The dark set design with its simplicity put you in the right mood, it creates a dramatic atmosphere like being in war, where everything is dark, empty, misty and desperate. If it was more detailed, like in a movie, you would miss the action at the centre of the stage. You can’t get the same atmosphere inside a cinema even if you see a film in the dark, as well. And the wonderful music and songs fill the air.


My very favorite scene is when Joey the foal exits and adult Joey enters galloping in front of the audience called by Albert: it wouldn’t have been so glorious on screen as it is on stage!

My other favorite parts are when Cap. Nicholls dies and he’s brought to the ground by shadows (what a gripping scene, it gives you shivers!), the scenes with the German officer Friedrich Müller and when the German and the British soldiers save Joey from the barbed wire fence. I like that Morpurgo sees all the good characters like equal, like Joey sees them.

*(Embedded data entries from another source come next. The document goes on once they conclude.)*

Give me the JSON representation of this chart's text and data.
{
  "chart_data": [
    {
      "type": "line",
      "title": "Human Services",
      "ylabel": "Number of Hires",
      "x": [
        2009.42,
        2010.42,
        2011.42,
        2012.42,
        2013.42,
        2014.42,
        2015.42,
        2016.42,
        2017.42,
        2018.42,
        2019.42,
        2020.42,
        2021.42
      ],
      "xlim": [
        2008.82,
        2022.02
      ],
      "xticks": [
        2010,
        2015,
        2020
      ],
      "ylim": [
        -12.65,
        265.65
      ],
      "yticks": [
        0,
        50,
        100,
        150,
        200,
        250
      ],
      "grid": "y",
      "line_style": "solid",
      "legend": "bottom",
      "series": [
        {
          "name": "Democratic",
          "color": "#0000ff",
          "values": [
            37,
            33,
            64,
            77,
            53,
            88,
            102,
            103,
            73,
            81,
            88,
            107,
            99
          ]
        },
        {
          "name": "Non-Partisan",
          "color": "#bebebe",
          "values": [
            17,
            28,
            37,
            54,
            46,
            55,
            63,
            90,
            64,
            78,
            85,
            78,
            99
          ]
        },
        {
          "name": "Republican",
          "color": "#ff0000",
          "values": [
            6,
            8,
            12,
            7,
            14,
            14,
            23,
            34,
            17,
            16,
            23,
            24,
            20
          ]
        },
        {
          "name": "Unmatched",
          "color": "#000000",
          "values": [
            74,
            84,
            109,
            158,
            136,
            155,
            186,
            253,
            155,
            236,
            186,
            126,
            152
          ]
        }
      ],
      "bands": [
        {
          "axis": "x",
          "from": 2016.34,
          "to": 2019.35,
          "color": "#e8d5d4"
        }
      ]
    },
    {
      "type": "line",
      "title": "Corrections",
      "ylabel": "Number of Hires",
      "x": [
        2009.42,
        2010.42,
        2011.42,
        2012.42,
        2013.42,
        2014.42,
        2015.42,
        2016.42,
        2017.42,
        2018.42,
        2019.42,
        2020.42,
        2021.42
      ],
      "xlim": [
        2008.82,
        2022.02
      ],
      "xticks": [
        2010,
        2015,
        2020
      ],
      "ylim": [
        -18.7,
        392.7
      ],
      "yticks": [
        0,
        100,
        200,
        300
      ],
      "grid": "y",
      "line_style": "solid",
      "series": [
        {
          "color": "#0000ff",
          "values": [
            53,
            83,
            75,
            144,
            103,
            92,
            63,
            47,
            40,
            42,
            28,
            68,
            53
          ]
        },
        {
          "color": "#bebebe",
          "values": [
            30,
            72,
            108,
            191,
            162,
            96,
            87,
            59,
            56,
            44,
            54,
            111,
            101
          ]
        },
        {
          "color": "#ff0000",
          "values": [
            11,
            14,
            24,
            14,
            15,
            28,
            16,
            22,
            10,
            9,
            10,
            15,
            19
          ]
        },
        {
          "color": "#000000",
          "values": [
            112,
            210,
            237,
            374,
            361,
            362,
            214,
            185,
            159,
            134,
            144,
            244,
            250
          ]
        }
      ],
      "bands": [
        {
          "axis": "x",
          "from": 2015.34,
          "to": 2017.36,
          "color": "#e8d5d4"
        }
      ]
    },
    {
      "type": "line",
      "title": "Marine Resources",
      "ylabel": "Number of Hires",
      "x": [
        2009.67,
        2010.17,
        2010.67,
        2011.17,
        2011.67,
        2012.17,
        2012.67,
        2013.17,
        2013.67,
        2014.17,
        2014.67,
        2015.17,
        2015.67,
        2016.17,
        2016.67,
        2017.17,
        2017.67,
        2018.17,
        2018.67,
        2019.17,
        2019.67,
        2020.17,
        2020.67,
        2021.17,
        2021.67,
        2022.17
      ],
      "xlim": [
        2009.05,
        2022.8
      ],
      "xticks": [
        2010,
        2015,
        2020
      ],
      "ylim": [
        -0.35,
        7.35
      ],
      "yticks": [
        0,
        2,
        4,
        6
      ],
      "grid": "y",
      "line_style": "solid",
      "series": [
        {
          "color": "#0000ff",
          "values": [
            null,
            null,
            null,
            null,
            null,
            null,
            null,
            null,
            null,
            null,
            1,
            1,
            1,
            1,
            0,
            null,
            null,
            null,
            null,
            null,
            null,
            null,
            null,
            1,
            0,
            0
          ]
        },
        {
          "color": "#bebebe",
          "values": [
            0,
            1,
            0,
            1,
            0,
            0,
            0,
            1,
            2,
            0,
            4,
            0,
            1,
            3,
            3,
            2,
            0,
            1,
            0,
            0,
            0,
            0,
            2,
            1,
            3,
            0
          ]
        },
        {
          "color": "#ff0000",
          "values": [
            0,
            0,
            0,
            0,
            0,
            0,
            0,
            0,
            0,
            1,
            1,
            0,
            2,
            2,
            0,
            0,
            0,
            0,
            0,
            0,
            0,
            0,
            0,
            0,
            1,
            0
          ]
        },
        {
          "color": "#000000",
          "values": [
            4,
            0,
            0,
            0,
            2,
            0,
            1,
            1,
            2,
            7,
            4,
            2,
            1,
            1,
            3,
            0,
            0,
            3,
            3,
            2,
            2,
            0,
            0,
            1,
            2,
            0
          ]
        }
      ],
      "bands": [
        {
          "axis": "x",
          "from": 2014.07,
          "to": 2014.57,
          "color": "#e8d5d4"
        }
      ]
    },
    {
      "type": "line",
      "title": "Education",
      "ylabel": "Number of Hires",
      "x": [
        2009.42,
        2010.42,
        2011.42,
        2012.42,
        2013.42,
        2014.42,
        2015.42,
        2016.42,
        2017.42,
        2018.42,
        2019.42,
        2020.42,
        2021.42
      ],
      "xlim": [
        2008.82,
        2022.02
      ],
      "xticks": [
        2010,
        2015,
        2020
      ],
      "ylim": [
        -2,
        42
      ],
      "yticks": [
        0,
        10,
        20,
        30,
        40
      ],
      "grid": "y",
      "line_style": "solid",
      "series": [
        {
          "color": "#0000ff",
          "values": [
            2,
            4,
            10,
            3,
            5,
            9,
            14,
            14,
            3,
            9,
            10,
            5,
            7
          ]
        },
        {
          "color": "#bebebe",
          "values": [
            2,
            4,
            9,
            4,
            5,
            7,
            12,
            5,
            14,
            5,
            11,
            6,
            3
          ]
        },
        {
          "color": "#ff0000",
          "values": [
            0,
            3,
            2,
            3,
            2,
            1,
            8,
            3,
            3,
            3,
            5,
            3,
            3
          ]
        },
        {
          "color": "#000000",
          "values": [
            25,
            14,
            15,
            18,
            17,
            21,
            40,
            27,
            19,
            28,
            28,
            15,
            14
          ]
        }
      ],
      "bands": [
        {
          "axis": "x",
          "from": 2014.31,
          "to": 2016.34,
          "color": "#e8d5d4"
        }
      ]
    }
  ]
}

And I’m fond of the goose, that looks like one of those ducks with wheels I used to play with when I was a child. It’s exhilarating: each time it tries to enter home, it loses feathers and gives the audience a good laugh and some relief from the saddest scenes!


Even the poster of the play is better to me: it could be less epic than the movie poster, but it’s more effective, as we see the tragedy of war and the whole story through Joey’s eyes.


“War Horse on Stage” went so far! Now there are productions around the world: U.S., Canada, Germany, Japan, Africa so is more than a typical British tale. It’s universal.

So if I could ask Morpurgo a question or two myself, they would be: “Aren’t you proud that your novel went so far and became universal and that today is performed on stage in other languages? And is not about time to bring it to Italy, too?”

I’m so curious on what his answers would be!